CAMBRIDGE – Often referred to as the “Silicon Shield,” Taiwan produces a staggering 65% of the world’s semiconductors and over 90% of the highest-end chips. As such, no company is more singularly important to the global economy than TSMC (Taiwan Semiconductor Manufacturing Company). TSMC’s advanced microchips are indispensable to iPhones, medical devices, missile launch platforms, and many other technologies, and they are largely unrivaled. Countries and companies that cannot avail themselves of TSMC’s most advanced semiconductors simply cannot develop certain critical technologies. The company’s decisions thus can bear directly on matters of global security.

With the outlook for Sino-American relations grim, TSMC announced plans to invest $40 billion to build a second fabricating plant in Arizona, where it will make three-nanometer chips (the first plant, for four-nanometer chips, is scheduled to be up and running in 2024). The company’s decision to site more production in the United States is understandable now that tensions over Taiwan have taken center stage. Following US House Speaker Nancy Pelosi’s visit to the island in August, China conducted unprecedentedly aggressive military exercises, launching missiles near the island and simulating a blockade in the Taiwan Strait.

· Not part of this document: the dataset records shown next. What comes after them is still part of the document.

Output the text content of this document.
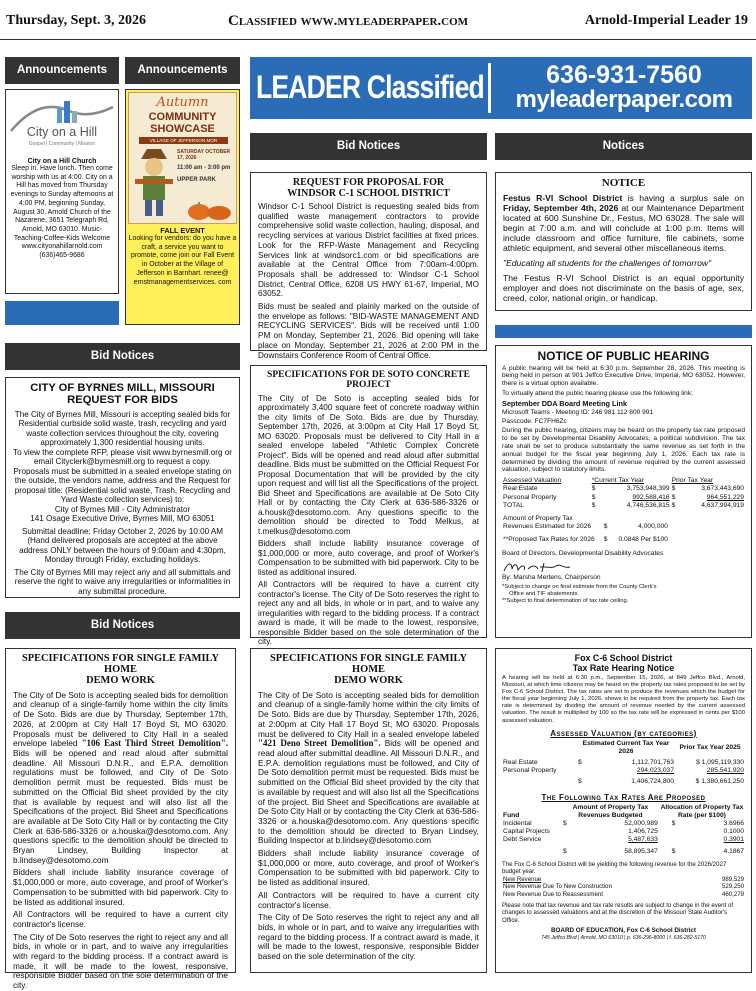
Thursday, Sept. 3, 2026	Classified www.myleaderpaper.com	Arnold-Imperial Leader 19
Announcements	Announcements LEADER Classified	636-931-7560
myleaderpaper.com
City on a Hill
Gospel | Community | Mission
City on a Hill Church
Sleep in. Have lunch. Then come worship with us at 4:00. City on a Hill has moved from Thursday evenings to Sunday afternoons at 4:00 PM, beginning Sunday, August 30. Arnold Church of the Nazarene, 3651 Telegraph Rd, Arnold, MO 63010. Music-Teaching-Coffee-Kids Welcome www.cityonahillarnold.com (636)465-9686
Autumn
COMMUNITY
SHOWCASE
VILLAGE OF JEFFERSON MOR
SATURDAY OCTOBER 17, 2026
11:00 am - 3:00 pm
UPPER PARK
FALL EVENT
Looking for vendors: do you have a craft, a service you want to promote, come join our Fall Event in October at the Village of Jefferson in Barnhart. renee@ ernstmanagementservices. com
Bid Notices	Notices
REQUEST FOR PROPOSAL FOR
WINDSOR C-1 SCHOOL DISTRICT
Windsor C-1 School District is requesting sealed bids from qualified waste management contractors to provide comprehensive solid waste collection, hauling, disposal, and recycling services at various District facilities at fixed prices. Look for the RFP-Waste Management and Recycling Services link at windsorc1.com or bid specifications are available at the Central Office from 7:00am-4:00pm. Proposals shall be addressed to: Windsor C-1 School District, Central Office, 6208 US HWY 61-67, Imperial, MO 63052.
Bids must be sealed and plainly marked on the outside of the envelope as follows: "BID-WASTE MANAGEMENT AND RECYCLING SERVICES". Bids will be received until 1:00 PM on Monday, September 21, 2026. Bid opening will take place on Monday, September 21, 2026 at 2:00 PM in the Downstairs Conference Room of Central Office.
NOTICE
Festus R-VI School District is having a surplus sale on Friday, September 4th, 2026 at our Maintenance Department located at 600 Sunshine Dr., Festus, MO 63028. The sale will begin at 7:00 a.m. and will conclude at 1:00 p.m. Items will include classroom and office furniture, file cabinets, some athletic equipment, and several other miscellaneous items.
"Educating all students for the challenges of tomorrow"
The Festus R-VI School District is an equal opportunity employer and does not discriminate on the basis of age, sex, creed, color, national origin, or handicap.
Bid Notices
CITY OF BYRNES MILL, MISSOURI
REQUEST FOR BIDS
The City of Byrnes Mill, Missouri is accepting sealed bids for Residential curbside solid waste, trash, recycling and yard waste collection services throughout the city, covering approximately 1,300 residential housing units.
To view the complete RFP, please visit www.byrnesmill.org or email Cityclerk@byrnesmill.org to request a copy.
Proposals must be submitted in a sealed envelope stating on the outside, the vendors name, address and the Request for proposal title: (Residential solid waste, Trash, Recycling and Yard Waste collection services) to:
City of Byrnes Mill - City Administrator
141 Osage Executive Drive, Byrnes Mill, MO 63051
Submittal deadline: Friday October 2, 2026 by 10:00 AM (Hand delivered proposals are accepted at the above address ONLY between the hours of 9:00am and 4:30pm, Monday through Friday, excluding holidays.
The City of Byrnes Mill may reject any and all submittals and reserve the right to waive any irregularities or informalities in any submittal procedure.
SPECIFICATIONS FOR DE SOTO CONCRETE PROJECT
The City of De Soto is accepting sealed bids for approximately 3,400 square feet of concrete roadway within the city limits of De Soto. Bids are due by Thursday, September 17th, 2026, at 3:00pm at City Hall 17 Boyd St, MO 63020. Proposals must be delivered to City Hall in a sealed envelope labeled "Athletic Complex Concrete Project". Bids will be opened and read aloud after submittal deadline. Bids must be submitted on the Official Request For Proposal Documentation that will be provided by the city upon request and will list all the Specifications of the project. Bid Sheet and Specifications are available at De Soto City Hall or by contacting the City Clerk at 636-586-3326 or a.housk@desotomo.com. Any questions specific to the demolition should be directed to Todd Melkus, at t.melkus@desotomo.com
Bidders shall include liability insurance coverage of $1,000,000 or more, auto coverage, and proof of Worker's Compensation to be submitted with bid paperwork. City to be listed as additional insured.
All Contractors will be required to have a current city contractor's license. The City of De Soto reserves the right to reject any and all bids, in whole or in part, and to waive any irregularities with regard to the bidding process. If a contract award is made, it will be made to the lowest, responsive, responsible Bidder based on the sole determination of the city.
NOTICE OF PUBLIC HEARING
A public hearing will be held at 6:30 p.m. September 28, 2026. This meeting is being held in person at 901 Jeffco Executive Drive, Imperial, MO 63052. However, there is a virtual option available.
To virtually attend the public hearing please use the following link:
September DDA Board Meeting Link
Microsoft Teams - Meeting ID: 246 981 112 800 991
Passcode: FC7FH6Zc
During the public hearing, citizens may be heard on the property tax rate proposed to be set by Developmental Disability Advocates, a political subdivision. The tax rate shall be set to produce substantially the same revenue as set forth in the annual budget for the fiscal year beginning July 1, 2026. Each tax rate is determined by dividing the amount of revenue required by the current assessed valuation, subject to statutory limits.
Assessed Valuation	*Current Tax Year		Prior Tax Year	
Real Estate	$	3,753,948,399	$	3,673,443,690
Personal Property	$	992,588,416	$	964,551,229
TOTAL	$	4,746,536,815	$	4,637,994,919
Amount of Property Tax		
Revenues Estimated for 2026	$	4,000,000

**Proposed Tax Rates for 2026	$	0.0848 Per $100
Board of Directors, Developmental Disability Advocates
By: Marsha Mertens, Chairperson
*Subject to change on final estimate from the County Clerk's
Office and TIF abatements.
**Subject to final determination of tax rate ceiling.
Bid Notices
SPECIFICATIONS FOR SINGLE FAMILY HOME
DEMO WORK
The City of De Soto is accepting sealed bids for demolition and cleanup of a single-family home within the city limits of De Soto. Bids are due by Thursday, September 17th, 2026, at 2:00pm at City Hall 17 Boyd St, MO 63020. Proposals must be delivered to City Hall in a sealed envelope labeled "106 East Third Street Demolition". Bids will be opened and read aloud after submittal deadline. All Missouri D.N.R., and E.P.A. demolition regulations must be followed, and City of De Soto demolition permit must be requested. Bids must be submitted on the Official Bid sheet provided by the city that is available by request and will also list all the Specifications of the project. Bid Sheet and Specifications are available at De Soto City Hall or by contacting the City Clerk at 636-586-3326 or a.houska@desotomo.com. Any questions specific to the demolition should be directed to Bryan Lindsey, Building Inspector at b.lindsey@desotomo.com
Bidders shall include liability insurance coverage of $1,000,000 or more, auto coverage, and proof of Worker's Compensation to be submitted with bid paperwork. City to be listed as additional insured.
All Contractors will be required to have a current city contractor's license.
The City of De Soto reserves the right to reject any and all bids, in whole or in part, and to waive any irregularities with regard to the bidding process. If a contract award is made, it will be made to the lowest, responsive, responsible Bidder based on the sole determination of the city.
SPECIFICATIONS FOR SINGLE FAMILY HOME
DEMO WORK
The City of De Soto is accepting sealed bids for demolition and cleanup of a single-family home within the city limits of De Soto. Bids are due by Thursday, September 17th, 2026, at 2:00pm at City Hall 17 Boyd St, MO 63020. Proposals must be delivered to City Hall in a sealed envelope labeled "421 Deno Street Demolition". Bids will be opened and read aloud after submittal deadline. All Missouri D.N.R., and E.P.A. demolition regulations must be followed, and City of De Soto demolition permit must be requested. Bids must be submitted on the Official Bid sheet provided by the city that is available by request and will also list all the Specifications of the project. Bid Sheet and Specifications are available at De Soto City Hall or by contacting the City Clerk at 636-586-3326 or a.houska@desotomo.com. Any questions specific to the demolition should be directed to Bryan Lindsey, Building Inspector at b.lindsey@desotomo.com
Bidders shall include liability insurance coverage of $1,000,000 or more, auto coverage, and proof of Worker's Compensation to be submitted with bid paperwork. City to be listed as additional insured.
All Contractors will be required to have a current city contractor's license.
The City of De Soto reserves the right to reject any and all bids, in whole or in part, and to waive any irregularities with regard to the bidding process. If a contract award is made, it will be made to the lowest, responsive, responsible Bidder based on the sole determination of the city.
Fox C-6 School District
Tax Rate Hearing Notice
A hearing will be held at 6:30 p.m., September 15, 2026, at 849 Jeffco Blvd., Arnold, Missouri, at which time citizens may be heard on the property tax rates proposed to be set by Fox C-6 School District. The tax rates are set to produce the revenues which the budget for the fiscal year beginning July 1, 2026, shows to be required from the property tax. Each tax rate is determined by dividing the amount of revenue needed by the current assessed valuation. The result is multiplied by 100 so the tax rate will be expressed in cents per $100 assessed valuation.
Assessed Valuation (by categories)
	Estimated Current Tax Year 2026		Prior Tax Year 2025

Real Estate	$	1,112,701,763	$ 1,095,119,330
Personal Property		294,023,037	285,541,920

	$	1,406,724,800	$ 1,380,661,250
The Following Tax Rates Are Proposed
Fund	Amount of Property Tax Revenues Budgeted		Allocation of Property Tax Rate (per $100)	
Incidental	$	52,000,989	$	3.6966
Capital Projects		1,406,725		0.1000
Debt Service		5,487,633		0.3901

	$	58,895,347	$	4.1867
The Fox C-6 School District will be yielding the following revenue for the 2026/2027 budget year.
New Revenue	989,529
New Revenue Due To New Construction	529,250
New Revenue Due to Reassessment	460,279
Please note that tax revenue and tax rate results are subject to change in the event of changes to assessed valuations and at the discretion of the Missouri State Auditor's Office.
BOARD OF EDUCATION, Fox C-6 School District
745 Jeffco Blvd | Arnold, MO 63010 | p. 636-296-8000 | f. 636-282-5170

Then, in October, US President Joe Biden’s administration announced sweeping new export controls designed to cripple China’s ability to produce advanced chips and pursue other high-tech manufacturing. Although China has invested massively in domestic chip production, the results have been disappointing. Now that President Xi Jinping has secured a third term as China’s leader, his regime could retaliate by terminating US tech firms’ contracts to build data centers for provincial governments.